AWS S3 Bucket Creation and Management

AWS S3 Bucket Creation and Management

AWS S3 Bucket

AWS S3 (Simple Storage Service) Bucket is a scalable and durable object storage service. It allows you to store and retrieve any amount of data from anywhere on the web. S3 provides high availability, security, and flexibility, making it suitable for storing files, hosting static websites, and enabling data backup and archival solutions in the AWS cloud.

Step 1: Create an S3 bucket using Terraform.

# terraform.tf

terraform {
  required_providers {
    aws = {
      source  = "hashicorp/aws"
      version = "~> 4.0"
    }
  }
}

# provider.tf

provider "aws" {
  region = "us-east-1"
}
  • Create a s3.tf file and inside aws_s3_bucket resource creates a new S3 bucket, my_bucket is a unique identifier.
  resource "aws_s3_bucket" "my_bucket" {
    bucket = "task1-day67-devops"
  }
  • Run the terraform init command to initialize the working directory and download the required providers.

  • Execute terraform plan, it will create an execution plan by analyzing the changes required to achieve the desired state of your infrastructure.

  • Finally, execute terraform apply, it will apply the changes to create or update resources as needed.

  • S3 bucket successfully created.

Step 2: Configure the bucket to allow public read access.

  • As the S3 bucket is created which is Private only, to allow public read access to the S3 bucket, the code creates an ACL (access control list) resource using the “aws_s3_bucket_acl” resource type.

  • Now create a file access.tf,the resource is associated with the S3 bucket resource "aws_s3_bucket.my_bucket" using the "bucket" parameter. The "acl" parameter is set to "public-read", which allows public read access to the bucket.

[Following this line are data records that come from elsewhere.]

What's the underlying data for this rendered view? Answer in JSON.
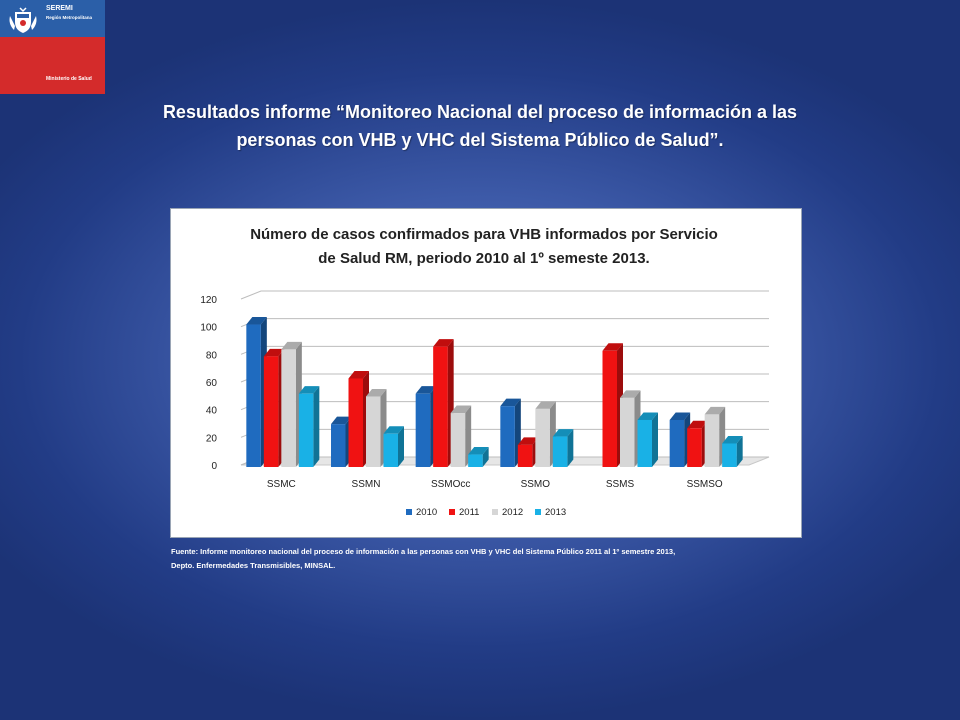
{
  "logo": {
    "line1": "SEREMI",
    "line2": "Región Metropolitana",
    "line3": "Ministerio de Salud"
  },
  "slide": {
    "title_line1": "Resultados informe “Monitoreo Nacional del proceso de información a las",
    "title_line2": "personas con VHB y VHC del Sistema Público de Salud”.",
    "source_line1": "Fuente: Informe monitoreo nacional del proceso de información a las personas con VHB y VHC del Sistema Público 2011 al 1º semestre 2013,",
    "source_line2": "Depto. Enfermedades Transmisibles, MINSAL."
  },
  "colors": {
    "s2010": "#1f6bbf",
    "s2011": "#f01212",
    "s2012": "#d6d6d6",
    "s2013": "#19b1e6"
  },
  "chart_data": {
    "type": "bar",
    "title_line1": "Número de casos confirmados para VHB informados por Servicio",
    "title_line2": "de Salud RM, periodo 2010 al 1º semeste 2013.",
    "categories": [
      "SSMC",
      "SSMN",
      "SSMOcc",
      "SSMO",
      "SSMS",
      "SSMSO"
    ],
    "series": [
      {
        "name": "2010",
        "values": [
          103,
          31,
          53,
          44,
          0,
          34
        ]
      },
      {
        "name": "2011",
        "values": [
          80,
          64,
          87,
          16,
          84,
          28
        ]
      },
      {
        "name": "2012",
        "values": [
          85,
          51,
          39,
          42,
          50,
          38
        ]
      },
      {
        "name": "2013",
        "values": [
          53,
          24,
          9,
          22,
          34,
          17
        ]
      }
    ],
    "ylim": [
      0,
      120
    ],
    "yticks": [
      "0",
      "20",
      "40",
      "60",
      "80",
      "100",
      "120"
    ],
    "grid": true,
    "legend": "bottom",
    "style": "3d"
  }
}
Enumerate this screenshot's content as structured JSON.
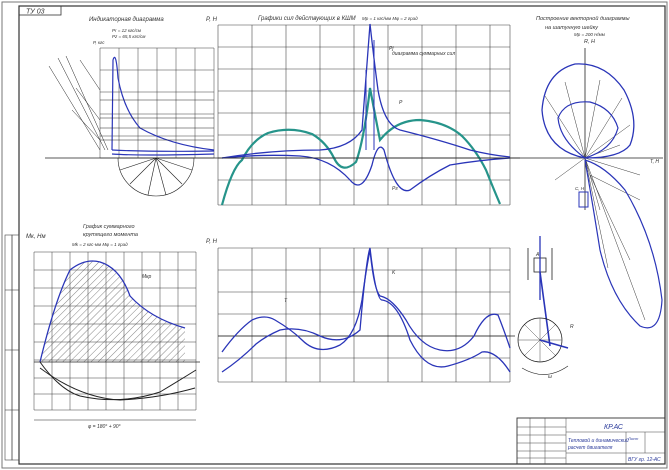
{
  "stamp": "ТУ 03",
  "panels": {
    "indicator": {
      "title": "Индикаторная диаграмма",
      "param1": "Pr = 12 кгс/см",
      "param2": "Pz = 65,5 кгс/см",
      "y_axis": "P, кгс"
    },
    "forces_main": {
      "title": "Графики сил действующих в КШМ",
      "scale": "Mp = 1 кгс/мм  Mφ = 2 град",
      "y_axis": "P, Н",
      "curve_labels": [
        "Pj",
        "P",
        "Pг"
      ],
      "annotation": "диаграмма суммарных сил"
    },
    "polar": {
      "title_line1": "Построение векторной диаграммы",
      "title_line2": "на шатунную шейку",
      "scale": "Mp = 200 Н/мм",
      "y_axis": "R, Н",
      "axis_label": "T, Н",
      "axis_label2": "C, Н"
    },
    "torque": {
      "title_line1": "График суммарного",
      "title_line2": "крутящего момента",
      "scale": "Mk = 2 кгс·мм  Mφ = 1 град",
      "y_axis": "Mк, Нм",
      "curve_label": "Mкр",
      "x_label": "φ = 180° + 90°"
    },
    "forces_bottom": {
      "y_axis": "P, Н",
      "curve_labels": [
        "T",
        "K"
      ]
    },
    "mechanism": {
      "labels": [
        "A",
        "R",
        "ω"
      ]
    }
  },
  "title_block": {
    "doc_code": "КР.АС",
    "doc_title_line1": "Тепловой и динамический",
    "doc_title_line2": "расчет двигателя",
    "org": "ВГУ гр. 12-АС",
    "sheet": "Лист"
  },
  "colors": {
    "line": "#2a35b8",
    "teal": "#26948a",
    "grid": "#3a3a3a",
    "frame": "#555555"
  }
}
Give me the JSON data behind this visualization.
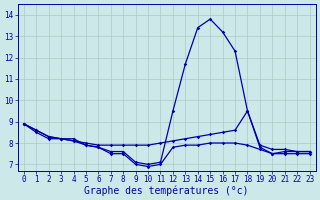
{
  "title": "",
  "xlabel": "Graphe des températures (°c)",
  "ylabel": "",
  "bg_color": "#cce8e8",
  "grid_color": "#b0c8c8",
  "line_color": "#0000aa",
  "xtick_labels": [
    "0",
    "1",
    "2",
    "3",
    "4",
    "5",
    "6",
    "7",
    "8",
    "9",
    "10",
    "11",
    "12",
    "13",
    "14",
    "15",
    "16",
    "17",
    "18",
    "19",
    "20",
    "21",
    "22",
    "23"
  ],
  "ytick_labels": [
    "7",
    "8",
    "9",
    "10",
    "11",
    "12",
    "13",
    "14"
  ],
  "ylim": [
    6.7,
    14.5
  ],
  "xlim": [
    -0.5,
    23.5
  ],
  "line1": [
    8.9,
    8.6,
    8.3,
    8.2,
    8.2,
    7.9,
    7.8,
    7.6,
    7.6,
    7.1,
    7.0,
    7.1,
    9.5,
    11.7,
    13.4,
    13.8,
    13.2,
    12.3,
    9.5,
    7.8,
    7.5,
    7.6,
    7.6,
    7.6
  ],
  "line2": [
    8.9,
    8.6,
    8.3,
    8.2,
    8.1,
    8.0,
    7.9,
    7.9,
    7.9,
    7.9,
    7.9,
    8.0,
    8.1,
    8.2,
    8.3,
    8.4,
    8.5,
    8.6,
    9.5,
    7.9,
    7.7,
    7.7,
    7.6,
    7.6
  ],
  "line3": [
    8.9,
    8.5,
    8.2,
    8.2,
    8.1,
    7.9,
    7.8,
    7.5,
    7.5,
    7.0,
    6.9,
    7.0,
    7.8,
    7.9,
    7.9,
    8.0,
    8.0,
    8.0,
    7.9,
    7.7,
    7.5,
    7.5,
    7.5,
    7.5
  ],
  "font_color": "#0000aa",
  "tick_fontsize": 5.5,
  "label_fontsize": 7.0
}
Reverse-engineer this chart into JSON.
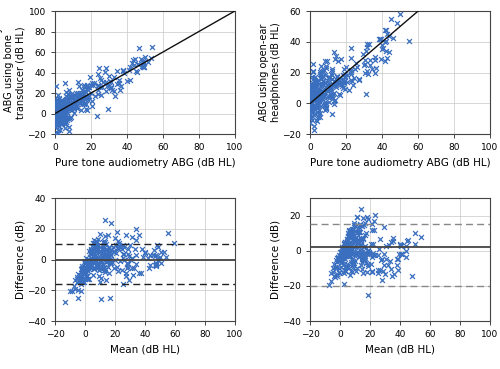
{
  "top_left": {
    "xlabel": "Pure tone audiometry ABG (dB HL)",
    "ylabel": "Mobile audiometry\nABG using bone\ntransducer (dB HL)",
    "xlim": [
      0,
      100
    ],
    "ylim": [
      -20,
      100
    ],
    "xticks": [
      0,
      20,
      40,
      60,
      80,
      100
    ],
    "yticks": [
      -20,
      0,
      20,
      40,
      60,
      80,
      100
    ],
    "line_x": [
      0,
      100
    ],
    "line_y": [
      0,
      100
    ]
  },
  "top_right": {
    "xlabel": "Pure tone audiometry ABG (dB HL)",
    "ylabel": "ABG using open-ear\nheadphones (dB HL)",
    "xlim": [
      0,
      100
    ],
    "ylim": [
      -20,
      60
    ],
    "xticks": [
      0,
      20,
      40,
      60,
      80,
      100
    ],
    "yticks": [
      -20,
      0,
      20,
      40,
      60
    ],
    "line_x": [
      0,
      100
    ],
    "line_y": [
      0,
      100
    ]
  },
  "bottom_left": {
    "xlabel": "Mean (dB HL)",
    "ylabel": "Difference (dB)",
    "xlim": [
      -20,
      100
    ],
    "ylim": [
      -40,
      40
    ],
    "xticks": [
      -20,
      0,
      20,
      40,
      60,
      80,
      100
    ],
    "yticks": [
      -40,
      -20,
      0,
      20,
      40
    ],
    "solid_line": 0.0,
    "dashed_upper": 10.0,
    "dashed_lower": -16.0
  },
  "bottom_right": {
    "xlabel": "Mean (dB HL)",
    "ylabel": "Difference (dB)",
    "xlim": [
      -20,
      100
    ],
    "ylim": [
      -40,
      30
    ],
    "xticks": [
      -20,
      0,
      20,
      40,
      60,
      80,
      100
    ],
    "yticks": [
      -40,
      -20,
      0,
      20
    ],
    "solid_line": 2.0,
    "dashed_upper": 15.0,
    "dashed_lower": -20.0
  },
  "marker_color": "#3a6fbf",
  "marker": "x",
  "marker_size": 3.5,
  "marker_lw": 0.9,
  "line_color": "#111111",
  "solid_line_color": "#444444",
  "dashed_line_color_bl": "#222222",
  "dashed_line_color_br": "#888888",
  "grid_color": "#c8c8c8",
  "bg_color": "#ffffff"
}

  resource "aws_s3_bucket_acl" "bucket_acl" {
    bucket = aws_s3_bucket.my_bucket.id
    acl    = "public-read"
  }

  resource "aws_s3_bucket_public_access_block" "pem_access" {
    bucket = aws_s3_bucket.my_bucket.id

    block_public_acls       = false
    block_public_policy     = false
    ignore_public_acls      = false
    restrict_public_buckets = false
  }
  • Now change the object Ownership by enabling “ACL enable” in the S3 Bucket “Edit Object Ownership”.

  • Run terraform apply

  • Now the S3 Bucket is publicly accessible.

Step 3: Create an S3 bucket policy that allows read-only access to a specific IAM user or role.

  • To provide read-only access to a specific IAM user or role, the code creates an S3 bucket policy resource using the “aws_s3_bucket_policy” resource type. The resource is associated with the S3 bucket resource “aws_s3_bucket.my_bucket” using the “bucket” parameter.

  • Create a file iam.tf and inside "aws_iam_policy_document" provide the details of the IAM user ARN. Inside the action provide the details like "s3:GetObject" and "s3:ListBucket". And in the resources add the bucket details including the IAM User arn.

resource "aws_s3_bucket_policy" "bucket_policy" {
  bucket = aws_s3_bucket.my_bucket.id
  policy = data.aws_iam_policy_document.allow_read_only_access.json
}


data "aws_iam_policy_document" "allow_read_only_access" {
  statement {
    principals {
      type        = "AWS"
      identifiers = ["arn:aws:iam::563024908183:user/Doraemon"]
    }

    actions = [
      "s3:GetObject",
      "s3:ListBucket",
    ]

    resources = [
      aws_s3_bucket.my_bucket.arn,
      "${aws_s3_bucket.my_bucket.arn}/*",
    ]
  }
}
  • Run terraform apply

  • S3 bucket policy is created that allows read-only access to a specific IAM user.

Step 4: Enable versioning on the S3 bucket.

  • S3 bucket versioning is a feature in AWS S3 that enables the preservation and tracking of multiple versions of an object. It provides an added layer of data protection, allowing you to recover and restore previous versions of objects stored in an S3 bucket.

  • In the s3.tf file adds the versioning block is included, with enabled set to true.

  resource "aws_s3_bucket" "my_bucket" {
    bucket = "task1_day67_devops"
    versioning {
      enabled = true
    }
  }
  • Now use the command terraform apply and makes the bucket versioning enabled.

  • Now we can verify in the S3 Bucket that Bucket Versioning has been enabled.